Which of the following issues do you worry most about?
35% of respondents worried most about their health. Of this response there was little difference between genders with 36% of men and 34% of women saying their health worried them.
The cost of social care was a particular worry to those within the higher age groups. 13%, 14% and 20% respectively of 70-79, 80-89 and 90+ year olds cited this as a concern compared to 6% and 9% of 50-59 and 60-69 years olds.
Another interesting insight from the data is that the higher the social status of the respondent the more concerned they were to the question of the cost of social care. 11% of AB compared to only 7% of DE social class. 61% of all respondents were worried about the impact on society of an ageing population.
13% of all respondents said they didn’t have any worries. Of these 15% were men compared to 11% of women. Interestingly, 20% of the older age group of 90+ said that they had no worries compared to 11% in the younger age group of 50-59 years.

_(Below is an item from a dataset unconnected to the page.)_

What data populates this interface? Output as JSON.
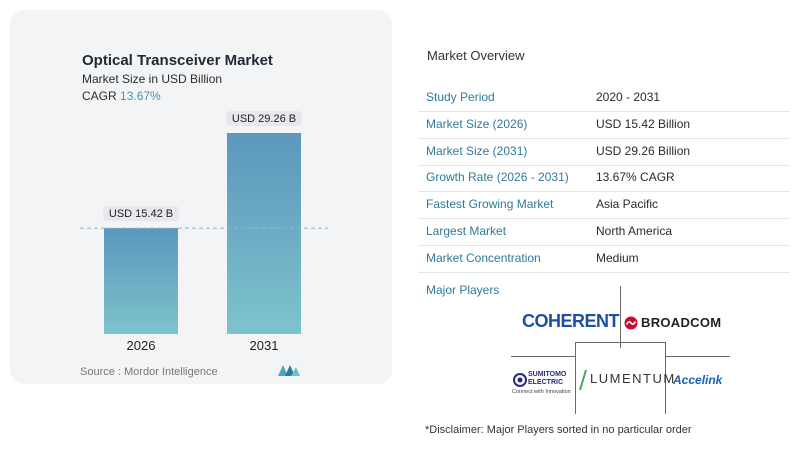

The results were also fairly consistent throughout the UK. On the question of having no worries the scores were slightly better in the East Midlands, North West and Northern Ireland.
What are the main societal issues arising from people living longer?
The need to redesign health and care services to suit an ageing population was noted by 87% of respondents as the main societal issue arising for longevity. This was closely followed by the need for people of all ages to plan and prepare financially for living longer which resulted in 75% of total respondents.
However, it is worth noting that 65% of all respondents felt that ageing was ‘great and something to be celebrated’, with a further 53% stating that they felt this offered ‘new exciting opportunities for people and the wider community’.